Para finalizar dicho procedimiento que le llevó tanto tiempo, y buena parte del contenido del bolsillo izquierdo, tomó sus tacones de aguja, y sus pasos resonaron fuertemente por toda la habitación. Salió emocionada y apretó sus puños, atrapando entre sus dedos el aire que despeinaba su cabello. Fresca sonrisa adornó el lienzo de perfección encarnada. Iba enterneciendo demonios, tentando santos, arrasaba a cada taconazo fuerte y sonoro.

Cerca había un acantilado alto y tenebroso, desgarrador de valientes, al cual se acercó.

Un taconazo. Otro taconazo.

Luego miró al cielo y cerró los ojos, y se dejó caer.

Una aguja voló, y la otra se rompió en el camino. El moño de su cabello había volado lejos, cual mariposa expandiendo sus alas, con la notoria diferencia de un color fúnebre perteneciente al pedazo de tela. No te mentiré: era negro. Se dejó llevar entre el ritmo del vértigo y el compás de sus respiraciones aceleradas. Pero no tardó en balancearse entre la inexistencia, y revolcarse en el alivio. Finalmente, su cuerpo llegó al suelo, y atravesó la tierra para llegar al mundo del temido fuego. Y se estrelló su corazón -aunque ya se había estrellado antes- y los pedazos se esparcieron por la lava de un volcán de furioso castigo –aunque ella ya se había castigado varias veces-.

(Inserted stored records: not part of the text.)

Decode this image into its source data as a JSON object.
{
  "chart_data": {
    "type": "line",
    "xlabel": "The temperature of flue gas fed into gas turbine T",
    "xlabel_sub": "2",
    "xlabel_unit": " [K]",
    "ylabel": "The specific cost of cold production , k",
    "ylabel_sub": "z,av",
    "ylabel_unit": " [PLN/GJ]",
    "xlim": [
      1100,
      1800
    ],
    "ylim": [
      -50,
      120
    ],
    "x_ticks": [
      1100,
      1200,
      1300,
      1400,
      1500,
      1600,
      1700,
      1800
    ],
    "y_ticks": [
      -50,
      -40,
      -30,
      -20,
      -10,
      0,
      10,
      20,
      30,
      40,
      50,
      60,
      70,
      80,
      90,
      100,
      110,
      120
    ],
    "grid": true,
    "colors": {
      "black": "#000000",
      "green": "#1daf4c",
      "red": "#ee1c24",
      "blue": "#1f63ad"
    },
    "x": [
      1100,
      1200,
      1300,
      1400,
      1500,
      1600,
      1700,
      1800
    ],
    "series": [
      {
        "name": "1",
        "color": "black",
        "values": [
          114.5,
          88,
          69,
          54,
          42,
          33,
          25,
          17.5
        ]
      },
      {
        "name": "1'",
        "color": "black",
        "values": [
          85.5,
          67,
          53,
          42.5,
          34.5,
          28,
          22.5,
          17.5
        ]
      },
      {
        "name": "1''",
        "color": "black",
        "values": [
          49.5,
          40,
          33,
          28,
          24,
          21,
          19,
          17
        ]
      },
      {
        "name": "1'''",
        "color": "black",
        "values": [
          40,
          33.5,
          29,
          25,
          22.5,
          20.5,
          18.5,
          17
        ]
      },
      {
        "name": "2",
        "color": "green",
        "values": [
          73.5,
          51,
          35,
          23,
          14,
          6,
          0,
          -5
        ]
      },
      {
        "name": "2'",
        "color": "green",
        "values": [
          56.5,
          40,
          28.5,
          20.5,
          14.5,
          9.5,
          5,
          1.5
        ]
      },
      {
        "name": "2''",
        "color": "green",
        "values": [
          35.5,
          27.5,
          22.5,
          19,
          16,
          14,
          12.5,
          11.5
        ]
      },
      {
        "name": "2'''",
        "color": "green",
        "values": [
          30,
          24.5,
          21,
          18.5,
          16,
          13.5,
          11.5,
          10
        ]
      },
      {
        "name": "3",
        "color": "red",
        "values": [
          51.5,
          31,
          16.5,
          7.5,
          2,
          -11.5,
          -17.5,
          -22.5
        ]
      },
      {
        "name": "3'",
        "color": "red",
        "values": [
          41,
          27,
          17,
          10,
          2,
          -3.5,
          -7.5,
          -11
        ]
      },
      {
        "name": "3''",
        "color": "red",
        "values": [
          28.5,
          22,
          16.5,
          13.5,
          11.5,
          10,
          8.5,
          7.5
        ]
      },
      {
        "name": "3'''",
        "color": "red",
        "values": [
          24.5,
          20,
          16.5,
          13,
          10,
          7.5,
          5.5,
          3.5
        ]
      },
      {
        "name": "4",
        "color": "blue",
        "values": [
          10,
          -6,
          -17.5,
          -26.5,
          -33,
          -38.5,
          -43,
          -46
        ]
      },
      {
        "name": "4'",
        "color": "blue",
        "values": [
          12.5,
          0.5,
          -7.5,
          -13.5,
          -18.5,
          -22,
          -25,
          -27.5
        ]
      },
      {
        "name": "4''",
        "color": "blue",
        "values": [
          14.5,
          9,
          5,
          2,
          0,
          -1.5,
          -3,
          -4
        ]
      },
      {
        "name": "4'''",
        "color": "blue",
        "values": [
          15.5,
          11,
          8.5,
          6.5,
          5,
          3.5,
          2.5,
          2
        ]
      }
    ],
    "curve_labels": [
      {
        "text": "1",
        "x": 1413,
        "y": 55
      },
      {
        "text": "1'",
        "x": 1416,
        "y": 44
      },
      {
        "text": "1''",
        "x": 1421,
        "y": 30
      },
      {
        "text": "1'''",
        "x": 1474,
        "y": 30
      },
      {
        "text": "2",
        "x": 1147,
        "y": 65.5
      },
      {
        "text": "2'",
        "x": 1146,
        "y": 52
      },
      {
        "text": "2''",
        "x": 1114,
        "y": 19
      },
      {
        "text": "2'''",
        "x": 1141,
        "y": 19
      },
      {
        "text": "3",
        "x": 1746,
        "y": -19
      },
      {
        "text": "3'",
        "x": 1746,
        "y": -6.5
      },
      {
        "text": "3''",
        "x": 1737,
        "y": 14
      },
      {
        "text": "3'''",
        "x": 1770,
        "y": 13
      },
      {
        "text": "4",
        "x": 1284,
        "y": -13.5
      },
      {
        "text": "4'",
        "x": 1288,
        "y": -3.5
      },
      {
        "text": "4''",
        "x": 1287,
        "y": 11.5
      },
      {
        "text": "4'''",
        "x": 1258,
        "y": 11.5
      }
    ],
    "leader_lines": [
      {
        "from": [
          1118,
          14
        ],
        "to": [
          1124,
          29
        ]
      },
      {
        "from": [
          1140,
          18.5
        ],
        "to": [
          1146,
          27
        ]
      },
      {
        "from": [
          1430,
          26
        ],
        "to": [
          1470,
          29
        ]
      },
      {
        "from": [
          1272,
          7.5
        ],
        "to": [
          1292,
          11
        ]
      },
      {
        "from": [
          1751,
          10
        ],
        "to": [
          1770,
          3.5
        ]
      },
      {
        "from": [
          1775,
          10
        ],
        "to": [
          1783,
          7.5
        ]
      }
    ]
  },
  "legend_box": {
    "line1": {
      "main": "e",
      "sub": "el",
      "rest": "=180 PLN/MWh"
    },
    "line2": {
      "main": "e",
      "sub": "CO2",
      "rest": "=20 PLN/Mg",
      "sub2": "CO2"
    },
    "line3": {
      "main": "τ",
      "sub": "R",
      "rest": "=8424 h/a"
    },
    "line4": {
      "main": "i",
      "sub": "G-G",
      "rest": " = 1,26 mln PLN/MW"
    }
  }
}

Se sintió poderosa. Había desafiado a los dioses. Había decidido conservar su vida como una memoria privada.

Egoístamente, empacó su cuerpo y transportó el sentimiento. Se mojó de lluvia y mezcló esa agua con su sangre, y se abrazó por última vez, pensando que al final, por lo menos se pertenecía a sí misma.